Dünyanın öbür ucundaki bir bireyle bile bile bu teknoloji olağanüstüsü eserler sayesinde bağlantı kurabiliyoruz. Yararları kadar ziyanları da olan bu teknolojik eserlerin kullanımında dikkat edilmesi gereken kıymetli konular var.
Zamandan tasarruf etmek için büyük avantajlara sahip olan cep telefonlarının kullanımına dikkat edilmediği takdirde önemli ziyanlara neden olabilir. Fişe takılı bir telefonla konuşulmaması gerektiğini herkes söyler lakin neden konuşulmaması gerektiği pek anlatılmaz.
Öyle ki cep telefonunun fişe takılıyken size çok yakın bir arada bile olmamalı. Telefon fişte takılıyken bulunduğu ortama elektrik sinyalleri yayıyor. Havadaki bu elektrik akımı bizi direkt etkileyebilecek güçte.

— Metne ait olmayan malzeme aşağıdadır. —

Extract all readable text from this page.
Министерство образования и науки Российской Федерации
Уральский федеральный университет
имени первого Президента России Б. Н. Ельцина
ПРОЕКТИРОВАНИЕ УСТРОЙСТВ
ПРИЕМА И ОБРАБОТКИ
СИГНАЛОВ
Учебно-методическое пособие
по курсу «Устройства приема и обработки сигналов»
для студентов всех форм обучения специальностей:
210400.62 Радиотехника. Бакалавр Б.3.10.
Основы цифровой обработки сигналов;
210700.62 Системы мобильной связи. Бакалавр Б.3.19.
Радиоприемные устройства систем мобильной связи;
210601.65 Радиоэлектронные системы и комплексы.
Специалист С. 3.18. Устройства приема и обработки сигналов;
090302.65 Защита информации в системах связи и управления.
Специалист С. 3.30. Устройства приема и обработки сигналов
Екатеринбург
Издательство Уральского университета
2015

Çok güçlü alıcı ve yayıcı özelliklere sahip baz istasyonları üzere çalışabilen cep telefonları, bu sayede dünyanın öbür ucundaki biriyle direkt konuşma imkanı sağlıyor.
Öyle ki cep telefonlarıyla kapalı alanda bile konuşulması tavsiye edilmez, ya da kapalı alandayken kapı ve pencerelerin açık olması gerektiği tavsiye edilir. Ve hatta cep telefonlarının kapalı alanlarda en az bir buçuk – iki metre uzaklıkta tutulması önerilir.
Cep telefonlarıyla uzun müddet konuşmak, yaydıkları güçlü elektrik sinyalleri nedeniyle duyu kaybına neden olabiliyor.
Cep telefonuyla konuşulduğu vakit yüze yaklaştırılmamalıdır.
Cep telefonları, elektromanyetik özellikleri nedeniyle, ABD’de yayımlanan Elektromanyetik Dalga Yayım Dergisi’ne nazaran kısırlık ve deri hastalıklarına neden olabiliyor.
Cep telefonlarıyla, fişten çıkarıldıktan sonra da kablolu kulaklık ile konuşma yapmak tavsiye edilenler ortasında. Bu görüntüde da fişe takılı bir cep telefonunun yaydığı elektrik, fişte takılıyken cep telefonuyla neden konuşulmaması gerektiğini açıkça gösteriyor.